International Business Machines Corporation

Inventor(s)

Pierre L. Dognin of White Plains NY (US)

Inkit Padhi of White Plains NY (US)

Igor Melnyk of White Plains NY (US)

Payel Das of Yorktown Heights NY (US)

REINFORCED GENERATION: REINFORCEMENT LEARNING FOR TEXT AND KNOWLEDGE GRAPH BI-DIRECTIONAL GENERATION USING PRETRAINED LANGUAGE MODELS - A simplified explanation of the abstract

This abstract first appeared for US patent application 17896524 titled 'REINFORCED GENERATION: REINFORCEMENT LEARNING FOR TEXT AND KNOWLEDGE GRAPH BI-DIRECTIONAL GENERATION USING PRETRAINED LANGUAGE MODELS

Simplified Explanation

The abstract describes a method for fine-tuning a pretrained encoder-decoder language model using a dataset of text-graph pairs, resulting in a final model available for deployment.

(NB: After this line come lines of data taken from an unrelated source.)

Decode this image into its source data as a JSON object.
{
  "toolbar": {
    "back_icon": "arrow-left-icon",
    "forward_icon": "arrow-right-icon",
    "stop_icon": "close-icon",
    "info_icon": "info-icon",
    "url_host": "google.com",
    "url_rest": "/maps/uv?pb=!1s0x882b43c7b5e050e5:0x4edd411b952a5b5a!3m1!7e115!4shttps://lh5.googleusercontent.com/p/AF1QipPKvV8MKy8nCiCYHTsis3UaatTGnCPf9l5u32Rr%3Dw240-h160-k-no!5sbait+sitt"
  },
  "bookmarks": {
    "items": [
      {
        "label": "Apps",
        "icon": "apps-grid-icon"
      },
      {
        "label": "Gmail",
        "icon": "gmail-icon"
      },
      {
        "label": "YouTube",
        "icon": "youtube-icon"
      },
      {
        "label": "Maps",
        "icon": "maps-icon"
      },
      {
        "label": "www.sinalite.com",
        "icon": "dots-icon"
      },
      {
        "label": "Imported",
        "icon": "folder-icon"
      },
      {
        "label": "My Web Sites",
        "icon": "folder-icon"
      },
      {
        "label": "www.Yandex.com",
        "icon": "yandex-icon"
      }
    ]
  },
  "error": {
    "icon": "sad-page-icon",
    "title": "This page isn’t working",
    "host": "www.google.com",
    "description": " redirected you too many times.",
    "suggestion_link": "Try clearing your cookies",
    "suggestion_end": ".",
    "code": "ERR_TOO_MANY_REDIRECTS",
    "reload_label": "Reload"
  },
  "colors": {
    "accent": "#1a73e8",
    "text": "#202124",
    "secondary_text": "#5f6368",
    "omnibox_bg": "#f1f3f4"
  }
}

  • Fine-tuning a pretrained language model by minimizing cross-entropy loss with a dataset of text-graph pairs.
  • Text portion includes text tokens, while graph portion includes graph tokens.
  • First fine-tuning training produces an intermediate model.
  • Second fine-tuning training on the intermediate model using reinforcement learning to obtain a final model.
      1. Potential Applications
  • Natural language processing tasks such as text summarization, question answering, and dialogue generation.
  • Data analysis and visualization tasks where text and graph data need to be processed together.
      1. Problems Solved
  • Enhances the performance of language models on tasks involving both text and graph data.
  • Enables more efficient and accurate processing of text-graph pairs.
      1. Benefits
  • Improved accuracy and efficiency in handling text-graph data.
  • Enhanced capabilities for various natural language processing tasks.
  • Potential for deployment in a wide range of applications requiring text and graph data processing.


Original Abstract Submitted

Obtain access to a pretrained encoder-decoder language model. Using a dataset including a plurality of text-graph pairs, carry out first fine-tuning training on the pre-trained language model by minimizing cross-entropy loss. A text portion of each text-graph pair includes a list of text tokens and a graph portion of each text-graph pair includes a list of graph tokens. The first fine-tuning training results in an intermediate model. Carry out second fine-tuning training on the intermediate model, by reinforcement learning, to obtain a final model. Make the final model available for deployment.